The entire incident is a wake-up call about the capabilities of the technology that is being increasingly integrated into every area of our lives.

But can anyone say they are really surprised about any of this? They shouldn’t. The giant red alert has been flashing for months, if not longer.

‘Hey @Grok put a bikini on her’: what more could an incel want?Opens in new window ]

This isn’t the first time deepfakes have been weaponised against women. In 2024, an investigation by Channel 4 found doctored images of almost 4,000 famous people – women actors, TV figures, musicians and even YouTube stars – on a deepfake website. AI had been used to superimpose their faces on to explicit material.

It isn’t even the first time people have raised the alarm about the proliferation of “nudify” apps. In Australia, there has been a clampdown on such services following the discovery they were being used to generate deepfake explicit images of schoolchildren. Internet safety charities and organisations have been sounding the alarm on the dangers of them for some time.

Meanwhile, the tech industry is pushing to make AI seem more human so the real-life humans don’t reject it and, by extension, the billions of dollars that have been pumped into developing the technology.

You would have to wonder why anyone would bother. Let’s take, for example, Microsoft’s early experiment with chatbots. The tech giant released chatbot Tay on Twitter in 2016. The idea was that the bot, modelled on a 19-year old American girl, would learn from its conversations with other users and interact with other accounts accordingly.

Within 16 hours, the company was forced to shut it down. What Tay “learned” from other Twitter users was how to spew offensive replies that offended almost all sections of society. That was the human element in all its glory at work.

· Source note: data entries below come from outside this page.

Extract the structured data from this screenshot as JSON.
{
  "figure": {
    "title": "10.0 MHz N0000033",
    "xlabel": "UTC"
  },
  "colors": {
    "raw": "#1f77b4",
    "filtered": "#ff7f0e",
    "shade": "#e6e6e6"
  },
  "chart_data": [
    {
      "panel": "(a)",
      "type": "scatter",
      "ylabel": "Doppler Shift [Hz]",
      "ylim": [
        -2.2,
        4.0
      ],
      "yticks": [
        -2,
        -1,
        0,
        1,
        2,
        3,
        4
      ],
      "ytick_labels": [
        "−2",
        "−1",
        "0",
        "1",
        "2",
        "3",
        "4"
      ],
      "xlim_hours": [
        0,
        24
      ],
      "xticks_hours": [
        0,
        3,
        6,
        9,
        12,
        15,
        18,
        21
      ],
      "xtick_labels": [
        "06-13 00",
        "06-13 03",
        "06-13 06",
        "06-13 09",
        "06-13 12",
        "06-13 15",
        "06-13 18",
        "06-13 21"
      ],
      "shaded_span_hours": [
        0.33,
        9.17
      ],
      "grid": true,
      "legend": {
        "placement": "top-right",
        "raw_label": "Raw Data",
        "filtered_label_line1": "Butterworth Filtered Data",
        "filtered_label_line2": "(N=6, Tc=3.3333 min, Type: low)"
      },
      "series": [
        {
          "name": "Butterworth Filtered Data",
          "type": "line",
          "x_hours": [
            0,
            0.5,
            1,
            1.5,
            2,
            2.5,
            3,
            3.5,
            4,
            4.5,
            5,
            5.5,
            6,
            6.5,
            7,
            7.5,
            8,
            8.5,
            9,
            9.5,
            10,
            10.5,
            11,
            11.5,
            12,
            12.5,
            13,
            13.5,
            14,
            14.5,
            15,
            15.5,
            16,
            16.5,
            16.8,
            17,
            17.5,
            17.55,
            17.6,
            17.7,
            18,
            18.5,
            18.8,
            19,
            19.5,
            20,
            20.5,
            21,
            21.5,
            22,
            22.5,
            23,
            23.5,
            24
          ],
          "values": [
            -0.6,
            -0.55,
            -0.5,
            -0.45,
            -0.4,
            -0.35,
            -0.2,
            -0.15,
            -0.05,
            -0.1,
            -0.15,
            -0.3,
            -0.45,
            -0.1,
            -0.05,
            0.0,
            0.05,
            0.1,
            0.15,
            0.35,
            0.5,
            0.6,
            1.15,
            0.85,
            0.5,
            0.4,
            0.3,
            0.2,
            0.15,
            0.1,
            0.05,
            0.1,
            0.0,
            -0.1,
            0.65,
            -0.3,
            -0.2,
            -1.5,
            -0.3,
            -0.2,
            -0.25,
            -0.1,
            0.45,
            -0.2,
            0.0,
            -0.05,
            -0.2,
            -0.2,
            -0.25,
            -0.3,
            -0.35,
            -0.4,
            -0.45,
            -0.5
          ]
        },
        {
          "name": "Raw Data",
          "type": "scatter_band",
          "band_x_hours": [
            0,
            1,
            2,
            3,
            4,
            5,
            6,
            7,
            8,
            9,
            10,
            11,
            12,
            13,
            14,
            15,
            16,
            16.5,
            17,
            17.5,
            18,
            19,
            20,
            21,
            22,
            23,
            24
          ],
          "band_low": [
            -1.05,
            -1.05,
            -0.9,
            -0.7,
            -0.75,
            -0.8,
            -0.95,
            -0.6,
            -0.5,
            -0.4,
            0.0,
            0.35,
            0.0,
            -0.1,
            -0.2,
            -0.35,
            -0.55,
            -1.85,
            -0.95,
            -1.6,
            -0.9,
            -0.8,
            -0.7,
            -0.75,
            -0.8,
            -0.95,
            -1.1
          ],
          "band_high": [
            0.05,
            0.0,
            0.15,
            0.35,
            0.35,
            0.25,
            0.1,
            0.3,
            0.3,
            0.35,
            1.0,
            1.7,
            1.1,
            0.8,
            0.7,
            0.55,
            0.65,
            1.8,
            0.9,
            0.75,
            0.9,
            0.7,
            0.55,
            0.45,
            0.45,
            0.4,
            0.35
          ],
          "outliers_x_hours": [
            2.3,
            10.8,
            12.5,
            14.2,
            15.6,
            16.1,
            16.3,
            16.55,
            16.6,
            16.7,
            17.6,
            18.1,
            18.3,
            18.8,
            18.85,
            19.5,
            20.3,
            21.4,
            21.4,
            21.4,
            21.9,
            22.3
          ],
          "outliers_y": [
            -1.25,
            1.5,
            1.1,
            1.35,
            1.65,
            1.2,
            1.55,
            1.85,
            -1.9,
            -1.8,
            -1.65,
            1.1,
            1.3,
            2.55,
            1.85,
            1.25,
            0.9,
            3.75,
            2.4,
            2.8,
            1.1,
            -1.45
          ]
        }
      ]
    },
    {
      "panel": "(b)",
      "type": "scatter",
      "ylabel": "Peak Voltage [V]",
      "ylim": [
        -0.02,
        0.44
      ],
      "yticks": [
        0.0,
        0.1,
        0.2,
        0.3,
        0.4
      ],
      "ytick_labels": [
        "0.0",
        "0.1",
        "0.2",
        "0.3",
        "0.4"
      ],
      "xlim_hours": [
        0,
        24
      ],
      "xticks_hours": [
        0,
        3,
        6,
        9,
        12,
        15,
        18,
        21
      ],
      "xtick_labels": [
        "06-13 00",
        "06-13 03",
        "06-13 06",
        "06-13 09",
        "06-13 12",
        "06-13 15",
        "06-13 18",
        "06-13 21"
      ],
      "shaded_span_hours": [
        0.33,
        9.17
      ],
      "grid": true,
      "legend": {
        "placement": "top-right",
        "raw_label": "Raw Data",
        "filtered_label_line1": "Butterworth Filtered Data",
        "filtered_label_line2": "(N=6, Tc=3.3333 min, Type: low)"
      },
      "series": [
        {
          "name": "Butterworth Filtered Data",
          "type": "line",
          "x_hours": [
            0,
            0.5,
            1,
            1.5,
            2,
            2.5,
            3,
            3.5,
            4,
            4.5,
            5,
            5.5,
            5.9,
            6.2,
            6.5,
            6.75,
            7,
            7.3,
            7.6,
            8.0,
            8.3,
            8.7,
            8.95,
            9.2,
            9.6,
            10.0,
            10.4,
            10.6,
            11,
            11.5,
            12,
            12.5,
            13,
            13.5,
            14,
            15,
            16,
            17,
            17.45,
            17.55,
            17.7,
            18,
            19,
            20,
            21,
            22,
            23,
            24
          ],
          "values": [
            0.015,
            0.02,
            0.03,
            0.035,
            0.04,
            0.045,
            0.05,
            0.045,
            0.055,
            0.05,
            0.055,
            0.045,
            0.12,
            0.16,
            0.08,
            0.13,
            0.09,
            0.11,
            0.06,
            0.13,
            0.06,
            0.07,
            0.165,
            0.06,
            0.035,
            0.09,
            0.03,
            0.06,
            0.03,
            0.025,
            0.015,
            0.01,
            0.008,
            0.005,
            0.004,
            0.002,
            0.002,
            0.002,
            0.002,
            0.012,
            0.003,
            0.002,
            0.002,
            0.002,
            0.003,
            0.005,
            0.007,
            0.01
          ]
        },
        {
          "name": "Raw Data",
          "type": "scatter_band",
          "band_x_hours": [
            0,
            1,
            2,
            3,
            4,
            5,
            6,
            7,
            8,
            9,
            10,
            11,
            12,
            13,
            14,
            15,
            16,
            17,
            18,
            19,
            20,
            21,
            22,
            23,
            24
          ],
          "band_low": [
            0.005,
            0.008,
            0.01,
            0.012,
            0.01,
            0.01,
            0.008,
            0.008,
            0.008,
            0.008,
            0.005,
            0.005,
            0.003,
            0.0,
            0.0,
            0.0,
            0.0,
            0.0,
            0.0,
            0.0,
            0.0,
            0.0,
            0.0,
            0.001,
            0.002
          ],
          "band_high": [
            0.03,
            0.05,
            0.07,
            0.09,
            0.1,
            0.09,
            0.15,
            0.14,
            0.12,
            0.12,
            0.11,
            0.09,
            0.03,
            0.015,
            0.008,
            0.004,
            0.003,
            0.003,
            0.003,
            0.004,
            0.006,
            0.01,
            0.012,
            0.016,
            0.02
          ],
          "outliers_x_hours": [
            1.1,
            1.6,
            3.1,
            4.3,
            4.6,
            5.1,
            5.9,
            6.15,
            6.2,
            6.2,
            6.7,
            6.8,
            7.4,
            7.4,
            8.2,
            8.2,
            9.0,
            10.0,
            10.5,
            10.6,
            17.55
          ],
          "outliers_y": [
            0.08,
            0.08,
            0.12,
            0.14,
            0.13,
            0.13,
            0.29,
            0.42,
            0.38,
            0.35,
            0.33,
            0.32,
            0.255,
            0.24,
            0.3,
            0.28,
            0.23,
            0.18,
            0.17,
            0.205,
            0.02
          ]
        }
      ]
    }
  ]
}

Regulation too slow to stem tsunami of AI-generated child sex imageryOpens in new window ]

Coming back to the present situation, human nature is also behind the deluge of non-consensual sexualised AI-generated images. The technology may have enabled the creation of the images, and certainly should not be let off the hook, but it was people (largely) who sent the prompts asking the chatbot to digitally undress an image. It was people who, having created the technology that could be exploited in such a manner, decided the best solution was not to prevent it from happening, but limit it to paying users.

People are messy and do stupid things. People make mistakes. They are complex and hard to understand at times. They can be overconfident and unwilling to admit when they don’t know the answer to something. Is any of this sounding familiar?

For all the technology and computing power behind it, it seems one thing that AI struggles with is boundaries and one thing it lacks is a good dose of cop-on. Maybe that makes AI more human-like than we thought.